Granted, you could construct examples where the inequality is reversed and Goodhart bad corresponds to “more negative sum”, but this still seems to point to the sum-condition not being the central concept here. To me, it seems like “negative min” compared to the default outcome would be closer to the actual problem. This distinction matters, because negative min is a lot weaker than negative sum.
Or am I completely misunderstanding your examples or your point?
Ok, have corrected it now; the negative-sum formulation was wrong, sorry.
After looking at the update, my model is:
(Strictly) convex Pareto boundary: Extreme policies require strong beliefs. (Modulo some normalization of the rewards)
Concave (including linear) Pareto boundary: Extreme policies are favoured, even for moderate beliefs. (In this case, normalization only affects the “tipping point” in beliefs, where the opposite extreme policy is suddenly favoured).
In reality, we will often have concave and convex regions. The concave regions then cause more extreme policies for some beliefs, but the convex regions usually prevent the policy from completely focusing on a single objective.
From this lens, 1) maximum likelihood pushes us to one of the ends of the Pareto boundary, 2) an unlikely true reward pushes us close to the “bad” end, 3) Difficult optimization messes with normalisation (I am still somewhat confused about the exact role of normalization) and 4) Not accounting for diminishing returns bends the pareto boundary to become more concave.
I think normalisation doesn’t fit in the convex-concave picture. Normalisation is to avoid things like 1%(100R1) being seen as the same as 100%(R1).
I was thinking about normalisation as linearly rescaling every reward to [0,1] when I wrote the comment.
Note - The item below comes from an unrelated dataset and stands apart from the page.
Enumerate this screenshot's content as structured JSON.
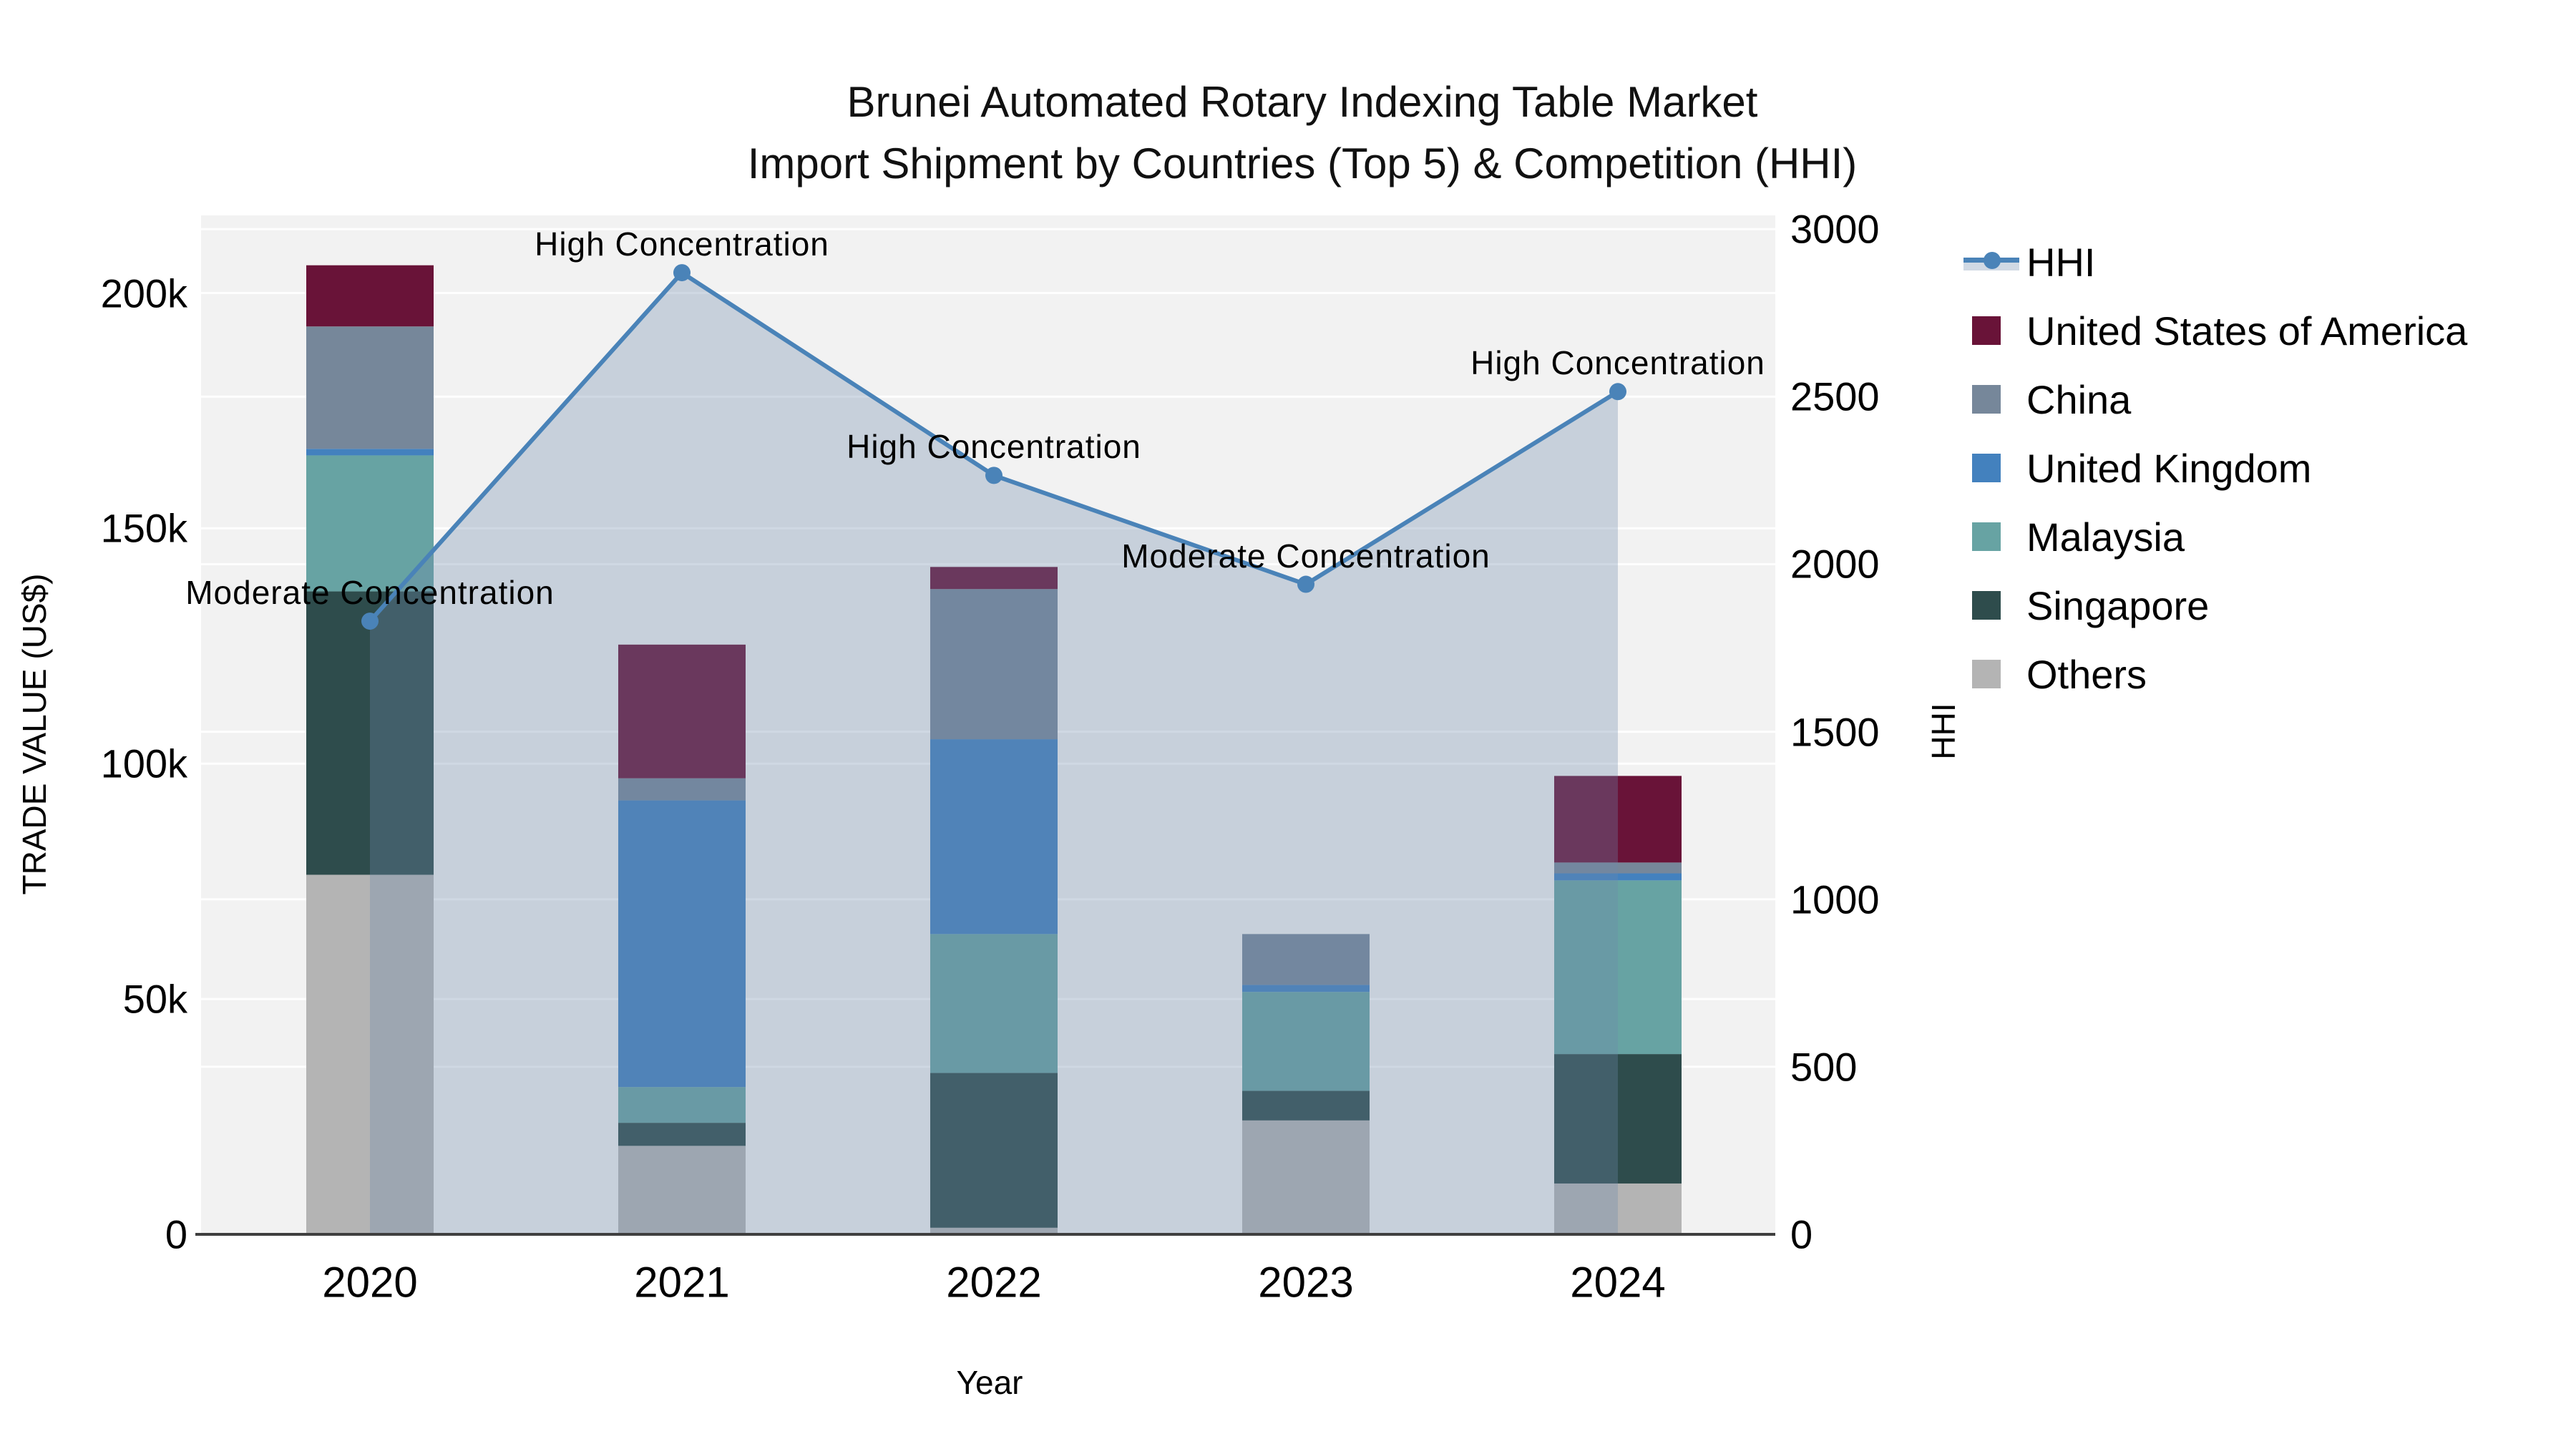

Then, one can always look at [0,1]2, which might make it easier to graphically think about how different beliefs lead to different policies. Different scales can then be translated to a certain reweighting of the beliefs (at least from the perspective of the optimal policy), as maximizing P(R1)S1R1+P(R2)S2R2 is the same as maximizing P(R1)S1P(R1)S1+P(R2)S2R1+P(R2)S2P(R1)S1+P(R2)S2R2
I like that way of seeing it.
You are correct; I was unclear (and wrong in that terminology). I will rework the post slightly.
Negative sum vs zero sum (vs positive sum, in fact) depend on defining some “default state”, against which the outcome is compared. A negative sum game can become a positive sum game if you just give all the “players” a fixed bonus (ie translate the default state). Default states are somewhat tricky and often subjective to define.
Now, you said “the best states for one of the rewards are bad for the other”. “Bad” compared with what? I’m taking as a default something like “you make no effort to increase (or decrease) either reward”.
So, my informal definition of “zero sum” is “you may choose to increase either R1 or R2 (roughly) independently of each other, from a fixed budget”. Weakly positive sum would be “the more you increase R1, the easier it gets to increase R2 (and vice versa) from a fixed budget”; strongly positive sum would be “the more you increase R1, the more R2 increases (and vice versa)”.
Negative sum would be the opposite of this (“easier”->”harder” and “increases”->”decreases”).
The reason I distinguish weak and strong, is that if we add diminishing returns, this reduces the impact of weak negative sum, but can’t solve strong negative sum.
Does this help, or add more confusion?